Underlying Price% From SpotP&L at Expiration
$0.01-100.0%+$29,119.00
$68.59-77.9%+$22,260.64
$137.18-55.8%+$15,402.28
$205.76-33.7%+$8,543.91
$274.34-11.6%+$1,685.55
$342.93+10.6%+$1,412.81
$411.51+32.7%+$8,271.17
$480.10+54.8%+$15,129.53
$548.68+76.9%+$21,987.89
$617.26+99.0%+$28,846.26

When traders use straddle on JLL

Straddles on JLL are pure-volatility plays that profit from large moves in either direction; traders typically buy JLL straddles ahead of earnings, FDA decisions, or other catalysts where the realized move is expected to exceed the implied move priced into the chain.

JLL thesis for this straddle

The market-implied 1-standard-deviation range for JLL extends from approximately $280.04 on the downside to $340.34 on the upside. A JLL long straddle is a pure-volatility play: it profits when the underlying moves far enough from the strike in either direction to overcome the combined call plus put debit, regardless of direction. Current JLL IV rank near 32.72% is mid-range against its 1-year distribution, so the IV signal is neutral; the straddle thesis on JLL should anchor more to the directional view and the expected-move geometry. As a Real Estate name, JLL options can move on sector-level news flow (peer earnings, regulatory updates, industry-specific macro data) in addition to JLL-specific events.

JLL straddle positions are structurally neutral / high-volatility (long premium); the modeled P&L assumes European-style exercise at expiration and ignores early assignment, transaction costs, dividends paid before expiry on the stock leg (when present), and the bid-ask spread on the listed chain. JLL positions also carry Real Estate sector concentration risk; news flow inside the sector (peer earnings, regulatory shifts, supply-chain headlines) can move JLL alongside the broader basket even when JLL-specific fundamentals are unchanged. Always rebuild the position from current JLL chain quotes before placing a trade.

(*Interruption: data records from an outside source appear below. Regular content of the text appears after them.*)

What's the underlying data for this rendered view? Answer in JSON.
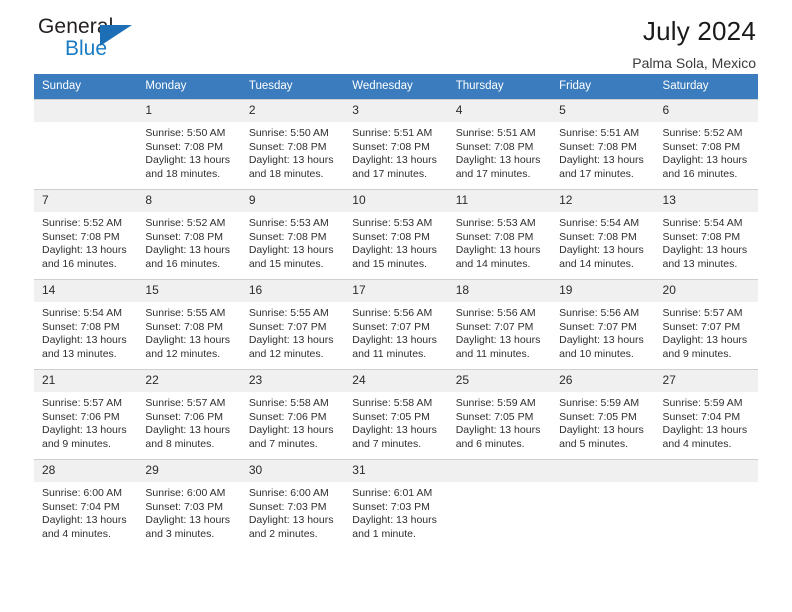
{
  "brand": {
    "name_top": "General",
    "name_bottom": "Blue",
    "triangle_icon": "brand-triangle-icon",
    "color_top": "#231f20",
    "color_bottom": "#1a7cc4",
    "triangle_color": "#1c6fb5"
  },
  "header": {
    "title": "July 2024",
    "subtitle": "Palma Sola, Mexico"
  },
  "theme": {
    "header_row_bg": "#3a7cbe",
    "daynum_bg": "#f0f0f0",
    "grid_line": "#cfcfcf",
    "text": "#2f2f2f"
  },
  "weekday_headers": [
    "Sunday",
    "Monday",
    "Tuesday",
    "Wednesday",
    "Thursday",
    "Friday",
    "Saturday"
  ],
  "weeks": [
    [
      {
        "day": "",
        "sunrise": "",
        "sunset": "",
        "daylight_line1": "",
        "daylight_line2": ""
      },
      {
        "day": "1",
        "sunrise": "Sunrise: 5:50 AM",
        "sunset": "Sunset: 7:08 PM",
        "daylight_line1": "Daylight: 13 hours",
        "daylight_line2": "and 18 minutes."
      },
      {
        "day": "2",
        "sunrise": "Sunrise: 5:50 AM",
        "sunset": "Sunset: 7:08 PM",
        "daylight_line1": "Daylight: 13 hours",
        "daylight_line2": "and 18 minutes."
      },
      {
        "day": "3",
        "sunrise": "Sunrise: 5:51 AM",
        "sunset": "Sunset: 7:08 PM",
        "daylight_line1": "Daylight: 13 hours",
        "daylight_line2": "and 17 minutes."
      },
      {
        "day": "4",
        "sunrise": "Sunrise: 5:51 AM",
        "sunset": "Sunset: 7:08 PM",
        "daylight_line1": "Daylight: 13 hours",
        "daylight_line2": "and 17 minutes."
      },
      {
        "day": "5",
        "sunrise": "Sunrise: 5:51 AM",
        "sunset": "Sunset: 7:08 PM",
        "daylight_line1": "Daylight: 13 hours",
        "daylight_line2": "and 17 minutes."
      },
      {
        "day": "6",
        "sunrise": "Sunrise: 5:52 AM",
        "sunset": "Sunset: 7:08 PM",
        "daylight_line1": "Daylight: 13 hours",
        "daylight_line2": "and 16 minutes."
      }
    ],
    [
      {
        "day": "7",
        "sunrise": "Sunrise: 5:52 AM",
        "sunset": "Sunset: 7:08 PM",
        "daylight_line1": "Daylight: 13 hours",
        "daylight_line2": "and 16 minutes."
      },
      {
        "day": "8",
        "sunrise": "Sunrise: 5:52 AM",
        "sunset": "Sunset: 7:08 PM",
        "daylight_line1": "Daylight: 13 hours",
        "daylight_line2": "and 16 minutes."
      },
      {
        "day": "9",
        "sunrise": "Sunrise: 5:53 AM",
        "sunset": "Sunset: 7:08 PM",
        "daylight_line1": "Daylight: 13 hours",
        "daylight_line2": "and 15 minutes."
      },
      {
        "day": "10",
        "sunrise": "Sunrise: 5:53 AM",
        "sunset": "Sunset: 7:08 PM",
        "daylight_line1": "Daylight: 13 hours",
        "daylight_line2": "and 15 minutes."
      },
      {
        "day": "11",
        "sunrise": "Sunrise: 5:53 AM",
        "sunset": "Sunset: 7:08 PM",
        "daylight_line1": "Daylight: 13 hours",
        "daylight_line2": "and 14 minutes."
      },
      {
        "day": "12",
        "sunrise": "Sunrise: 5:54 AM",
        "sunset": "Sunset: 7:08 PM",
        "daylight_line1": "Daylight: 13 hours",
        "daylight_line2": "and 14 minutes."
      },
      {
        "day": "13",
        "sunrise": "Sunrise: 5:54 AM",
        "sunset": "Sunset: 7:08 PM",
        "daylight_line1": "Daylight: 13 hours",
        "daylight_line2": "and 13 minutes."
      }
    ],
    [
      {
        "day": "14",
        "sunrise": "Sunrise: 5:54 AM",
        "sunset": "Sunset: 7:08 PM",
        "daylight_line1": "Daylight: 13 hours",
        "daylight_line2": "and 13 minutes."
      },
      {
        "day": "15",
        "sunrise": "Sunrise: 5:55 AM",
        "sunset": "Sunset: 7:08 PM",
        "daylight_line1": "Daylight: 13 hours",
        "daylight_line2": "and 12 minutes."
      },
      {
        "day": "16",
        "sunrise": "Sunrise: 5:55 AM",
        "sunset": "Sunset: 7:07 PM",
        "daylight_line1": "Daylight: 13 hours",
        "daylight_line2": "and 12 minutes."
      },
      {
        "day": "17",
        "sunrise": "Sunrise: 5:56 AM",
        "sunset": "Sunset: 7:07 PM",
        "daylight_line1": "Daylight: 13 hours",
        "daylight_line2": "and 11 minutes."
      },
      {
        "day": "18",
        "sunrise": "Sunrise: 5:56 AM",
        "sunset": "Sunset: 7:07 PM",
        "daylight_line1": "Daylight: 13 hours",
        "daylight_line2": "and 11 minutes."
      },
      {
        "day": "19",
        "sunrise": "Sunrise: 5:56 AM",
        "sunset": "Sunset: 7:07 PM",
        "daylight_line1": "Daylight: 13 hours",
        "daylight_line2": "and 10 minutes."
      },
      {
        "day": "20",
        "sunrise": "Sunrise: 5:57 AM",
        "sunset": "Sunset: 7:07 PM",
        "daylight_line1": "Daylight: 13 hours",
        "daylight_line2": "and 9 minutes."
      }
    ],
    [
      {
        "day": "21",
        "sunrise": "Sunrise: 5:57 AM",
        "sunset": "Sunset: 7:06 PM",
        "daylight_line1": "Daylight: 13 hours",
        "daylight_line2": "and 9 minutes."
      },
      {
        "day": "22",
        "sunrise": "Sunrise: 5:57 AM",
        "sunset": "Sunset: 7:06 PM",
        "daylight_line1": "Daylight: 13 hours",
        "daylight_line2": "and 8 minutes."
      },
      {
        "day": "23",
        "sunrise": "Sunrise: 5:58 AM",
        "sunset": "Sunset: 7:06 PM",
        "daylight_line1": "Daylight: 13 hours",
        "daylight_line2": "and 7 minutes."
      },
      {
        "day": "24",
        "sunrise": "Sunrise: 5:58 AM",
        "sunset": "Sunset: 7:05 PM",
        "daylight_line1": "Daylight: 13 hours",
        "daylight_line2": "and 7 minutes."
      },
      {
        "day": "25",
        "sunrise": "Sunrise: 5:59 AM",
        "sunset": "Sunset: 7:05 PM",
        "daylight_line1": "Daylight: 13 hours",
        "daylight_line2": "and 6 minutes."
      },
      {
        "day": "26",
        "sunrise": "Sunrise: 5:59 AM",
        "sunset": "Sunset: 7:05 PM",
        "daylight_line1": "Daylight: 13 hours",
        "daylight_line2": "and 5 minutes."
      },
      {
        "day": "27",
        "sunrise": "Sunrise: 5:59 AM",
        "sunset": "Sunset: 7:04 PM",
        "daylight_line1": "Daylight: 13 hours",
        "daylight_line2": "and 4 minutes."
      }
    ],
    [
      {
        "day": "28",
        "sunrise": "Sunrise: 6:00 AM",
        "sunset": "Sunset: 7:04 PM",
        "daylight_line1": "Daylight: 13 hours",
        "daylight_line2": "and 4 minutes."
      },
      {
        "day": "29",
        "sunrise": "Sunrise: 6:00 AM",
        "sunset": "Sunset: 7:03 PM",
        "daylight_line1": "Daylight: 13 hours",
        "daylight_line2": "and 3 minutes."
      },
      {
        "day": "30",
        "sunrise": "Sunrise: 6:00 AM",
        "sunset": "Sunset: 7:03 PM",
        "daylight_line1": "Daylight: 13 hours",
        "daylight_line2": "and 2 minutes."
      },
      {
        "day": "31",
        "sunrise": "Sunrise: 6:01 AM",
        "sunset": "Sunset: 7:03 PM",
        "daylight_line1": "Daylight: 13 hours",
        "daylight_line2": "and 1 minute."
      },
      {
        "day": "",
        "sunrise": "",
        "sunset": "",
        "daylight_line1": "",
        "daylight_line2": ""
      },
      {
        "day": "",
        "sunrise": "",
        "sunset": "",
        "daylight_line1": "",
        "daylight_line2": ""
      },
      {
        "day": "",
        "sunrise": "",
        "sunset": "",
        "daylight_line1": "",
        "daylight_line2": ""
      }
    ]
  ]
}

Frequently asked questions

What is a straddle on JLL?
A straddle on JLL is the straddle strategy applied to JLL (stock). The strategy is structurally neutral / high-volatility (long premium): A long straddle buys an ATM call and an ATM put at the same strike, profiting from a large move in either direction; max loss equals the combined debit when the underlying pins to the strike at expiration. With JLL stock trading near $310.19, the strikes shown on this page are snapped to the nearest listed JLL chain strike and the premiums come straight from the end-of-day bid/ask midpoint.
How are JLL straddle max profit and max loss calculated?
Upside max profit is unbounded; downside max profit is bounded at the strike minus the combined call plus put debit (reached at zero). Max loss equals the combined debit times 100 (reached when the underlying pins to the strike). Two breakevens at strike plus debit and strike minus debit. For the JLL straddle priced from the end-of-day chain at a 30-day expiry (ATM IV 33.90%), the computed maximum profit is unbounded per contract and the computed maximum loss is -$1,743.63 per contract. Live intraday quotes will differ as the chain moves through the trading session.
What is the breakeven for a JLL straddle?
The breakeven for the JLL straddle priced on this page is roughly $291.20 and $328.80 at expiration, derived from end-of-day chain premiums. Breakeven is the underlying price at which the strategy's P&L crosses zero ignoring transaction costs and assignment risk. The current JLL market-implied 1-standard-deviation expected move is approximately 9.72%; if the move sits well outside the breakeven distance, the structure's risk-reward becomes correspondingly tighter.
When should you consider a straddle on JLL?
Straddles on JLL are pure-volatility plays that profit from large moves in either direction; traders typically buy JLL straddles ahead of earnings, FDA decisions, or other catalysts where the realized move is expected to exceed the implied move priced into the chain.
How does current JLL implied volatility affect this straddle?
JLL ATM IV is at 33.90% with IV rank near 32.72%, which is mid-range against its 1-year history. Strategy selection depends more on directional thesis and expected move than on a strong IV signal.